Clinical Management: The clinical diagnosis of ODCD was made in the first year of life through consultation with the European skeletal dysplasia network. Genetic screening for mutations in the achondrogenesis 3-gene panel confirmed a heterozygous mutation for the TRIP11 gene (c.1314+1G?A(;)3082C>T) in early 2019. Our index case receives ongoing multidisciplinary input from respiratory, dental and developmental paediatrics as well as routine bone health surveillance. Her family have been referred for genetic counselling in light of the postulated recessive nature of this condition.

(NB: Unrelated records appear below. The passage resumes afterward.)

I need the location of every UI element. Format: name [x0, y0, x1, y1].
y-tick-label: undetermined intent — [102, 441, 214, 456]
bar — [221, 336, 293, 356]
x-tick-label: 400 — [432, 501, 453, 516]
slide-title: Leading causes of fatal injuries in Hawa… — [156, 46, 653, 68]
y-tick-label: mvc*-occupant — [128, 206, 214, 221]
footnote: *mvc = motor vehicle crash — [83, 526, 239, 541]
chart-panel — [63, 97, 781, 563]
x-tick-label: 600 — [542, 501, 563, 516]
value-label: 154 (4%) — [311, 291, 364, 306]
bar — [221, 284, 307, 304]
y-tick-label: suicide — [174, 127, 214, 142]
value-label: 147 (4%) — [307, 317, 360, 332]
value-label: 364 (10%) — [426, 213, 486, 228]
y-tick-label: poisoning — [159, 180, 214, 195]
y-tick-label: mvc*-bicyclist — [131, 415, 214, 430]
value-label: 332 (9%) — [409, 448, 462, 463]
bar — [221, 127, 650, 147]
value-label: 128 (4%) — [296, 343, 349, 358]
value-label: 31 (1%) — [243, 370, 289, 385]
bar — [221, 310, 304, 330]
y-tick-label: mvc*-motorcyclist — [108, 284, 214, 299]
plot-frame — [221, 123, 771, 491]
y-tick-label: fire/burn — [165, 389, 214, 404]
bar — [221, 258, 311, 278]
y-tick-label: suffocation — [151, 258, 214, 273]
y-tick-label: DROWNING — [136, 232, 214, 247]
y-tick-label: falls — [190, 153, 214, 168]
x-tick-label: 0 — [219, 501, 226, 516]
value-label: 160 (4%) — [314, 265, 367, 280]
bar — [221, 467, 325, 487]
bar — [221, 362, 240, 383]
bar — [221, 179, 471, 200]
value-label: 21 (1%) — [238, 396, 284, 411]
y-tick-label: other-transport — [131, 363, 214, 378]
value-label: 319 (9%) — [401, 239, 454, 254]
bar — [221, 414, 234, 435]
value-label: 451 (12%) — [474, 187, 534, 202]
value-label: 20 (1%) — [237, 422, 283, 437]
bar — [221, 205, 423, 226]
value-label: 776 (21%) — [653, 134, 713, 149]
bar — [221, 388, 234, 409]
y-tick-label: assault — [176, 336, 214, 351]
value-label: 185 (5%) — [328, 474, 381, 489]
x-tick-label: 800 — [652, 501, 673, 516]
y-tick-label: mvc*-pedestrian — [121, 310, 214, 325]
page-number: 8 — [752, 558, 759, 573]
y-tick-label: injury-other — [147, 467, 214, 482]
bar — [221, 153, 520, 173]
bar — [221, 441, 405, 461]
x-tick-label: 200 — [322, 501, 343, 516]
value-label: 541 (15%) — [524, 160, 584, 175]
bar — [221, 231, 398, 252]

Discussion: ODCD is a rare skeletal dysplasia which has only recently been ascribed to hypomorphic mutations of TRIP11 gene. TRIP11 is essential for endochondral ossification. Our case exhibits the dental changes characteristic of DI but no evidence of polycystic renal disease or obstructive hydrocephalus. This is the first case reported of ODCD due to a TRIP11 mutation in Ireland. This diagnosis will enable the family to link with other affected families and provide shared knowledge essential for surveillance and follow-up.

Disclosure: The authors declared no competing interests.